Sob críticas de colegas, jovem hostilizada por usar vestido curto volta às aulas terça

Hostilizada por colegas da Uniban (Universidade Bandeirante de São Paulo), no ABC Paulista, por usar um vestido curto, a estudante de turismo Geyse Arruda, de 20 anos, disse que voltará às aulas na próxima terça-feira. A jovem, porém, deve ouvir ainda bastante critica de colegas no retorno à faculdade.

Nara Alves, iG São Paulo |

No dia 22, a estudante foi xingada por uma multidão no prédio onde estuda por causa do comprimento do vestido que usava. Acuada, Geyse se trancou em uma sala de aula e só conseguiu sair do prédio, vestindo um jaleco emprestado por um professor, com a ajuda da Polícia Militar. O fato ganhou repercussão após vídeos que registraram o episódio terem sido colocados no site YouTube.

O Último Segundo esteve no campus da Uniban na noite de sexta-feira para ouvir a opinião dos estudantes que testemunharam ¿ e participaram ¿ das agressões verbais contra a aluna. É consenso entre os jovens ouvidos pela reportagem que Geyse "conseguiu o que queria".

"Não teve um que não gritou"

O estudante de Educação Física que se apresentou como Getúlio afirmou que, no início, Geyse estava gostando. "Quando gritavam 'gostosa', ela estava rindo e saiu desfilando", diz. "Depois começaram a xingar. Um grupinho começou e logo em seguida estava todo mundo gritando. Quem estava ali gritou. Não teve um que não gritou", conta. A sala de Getúlio fica no andar onde o tumulto começou. Segundo ele, há muitas salas do curso de Engenharia, em que a maioria é homem.

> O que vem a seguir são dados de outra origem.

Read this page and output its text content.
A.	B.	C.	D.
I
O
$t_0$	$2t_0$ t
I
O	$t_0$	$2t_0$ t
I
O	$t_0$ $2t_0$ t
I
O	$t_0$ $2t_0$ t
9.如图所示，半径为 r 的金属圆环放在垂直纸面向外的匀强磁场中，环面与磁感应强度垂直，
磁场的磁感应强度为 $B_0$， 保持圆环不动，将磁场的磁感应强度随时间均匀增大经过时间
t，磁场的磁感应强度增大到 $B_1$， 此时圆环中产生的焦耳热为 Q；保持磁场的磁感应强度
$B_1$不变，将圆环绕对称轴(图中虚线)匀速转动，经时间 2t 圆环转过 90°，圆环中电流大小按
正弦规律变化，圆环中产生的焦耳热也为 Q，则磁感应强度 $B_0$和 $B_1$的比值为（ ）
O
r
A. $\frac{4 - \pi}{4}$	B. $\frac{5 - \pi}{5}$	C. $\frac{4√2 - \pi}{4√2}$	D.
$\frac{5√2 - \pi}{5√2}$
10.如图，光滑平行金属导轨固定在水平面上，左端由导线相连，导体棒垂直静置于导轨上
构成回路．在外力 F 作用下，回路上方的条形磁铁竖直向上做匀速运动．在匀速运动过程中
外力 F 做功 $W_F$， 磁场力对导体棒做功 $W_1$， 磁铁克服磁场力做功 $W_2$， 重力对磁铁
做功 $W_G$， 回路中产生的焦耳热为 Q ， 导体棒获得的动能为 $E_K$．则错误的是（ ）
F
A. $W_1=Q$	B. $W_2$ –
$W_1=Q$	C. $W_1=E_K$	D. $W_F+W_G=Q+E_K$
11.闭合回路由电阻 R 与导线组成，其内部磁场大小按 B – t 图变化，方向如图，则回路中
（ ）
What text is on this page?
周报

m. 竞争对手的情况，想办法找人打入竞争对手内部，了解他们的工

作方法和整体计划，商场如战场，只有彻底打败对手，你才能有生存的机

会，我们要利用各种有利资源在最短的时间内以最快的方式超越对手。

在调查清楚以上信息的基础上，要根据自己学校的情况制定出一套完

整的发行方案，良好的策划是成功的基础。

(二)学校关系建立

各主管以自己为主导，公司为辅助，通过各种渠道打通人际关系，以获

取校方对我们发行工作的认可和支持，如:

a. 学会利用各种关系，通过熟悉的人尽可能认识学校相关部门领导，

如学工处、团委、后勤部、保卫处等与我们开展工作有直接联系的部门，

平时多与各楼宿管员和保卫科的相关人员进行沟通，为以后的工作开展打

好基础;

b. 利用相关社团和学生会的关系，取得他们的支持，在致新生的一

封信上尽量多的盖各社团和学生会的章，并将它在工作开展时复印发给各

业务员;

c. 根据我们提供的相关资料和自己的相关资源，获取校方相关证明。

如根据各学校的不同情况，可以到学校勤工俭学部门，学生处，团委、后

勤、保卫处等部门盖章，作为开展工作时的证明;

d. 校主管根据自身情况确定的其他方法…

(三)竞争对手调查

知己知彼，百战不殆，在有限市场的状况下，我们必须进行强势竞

A gritaria teria se iniciado antes da primeira aula. Assim que Geyse entrou na classe, curiosos cercaram a sala para vê-la. Uma dessas pessoas foi a estudante de Gestão Bancária da Uniban Claudia Barros. "Fui lá para saber quem era a menina", disse. De acordo com Cláudia, os colegas de sala de Geyse chegaram a colar papéis nas janelas para que o professor pudesse seguir com a aula. "Ela se sentou do lado da parede, mas ficou todo mundo tentando ver do lado de fora, com os celulares ligados", relata.

No intervalo, Geyse foi ao banheiro, onde teriam lhe oferecido uma calça, como relata a estudante F. "Uma senhora ofereceu uma calça jeans no banheiro, mas ela recusou. Se ela está vindo vestida desse jeito, alguma coisa ela quer", diz. A estudante de Fisioterapia M. concorda: "se eu vou vestida de palhaça, tenho consequências. Ela conseguiu o que queria: chamar a atenção".

O tumulto piorou com a chegada da Polícia Militar, conta o estudante de Logística Edivan. O jovem, que estava no meio da confusão, foi atingido pelo spray de pimenta da PM. "Fiquei com a garganta seca, achei desnecessário", considera.

Participação de professores

Em entrevista a um programa de TV, Geyse afirmou que professores e funcionários foram omissos. "Os seguranças da faculdade, no começo, estavam rindo", disse. A estudante afirmou que estuda processar a universidade e professores que disseram o que não deveriam ter dito. Geyse disse ainda que pode ter errado por ter ido com o vestido. Mas o ato de vandalismo que fizeram comigo não se faz com ninguém.

Sobre o vestido, a jovem afirmou que costuma usar roupas curtas. "Acho que um vestido em uma mulher é extremamente feminino. Minha roupa só diz respeito a mim, respeito todo mundo e quero ser respeitada".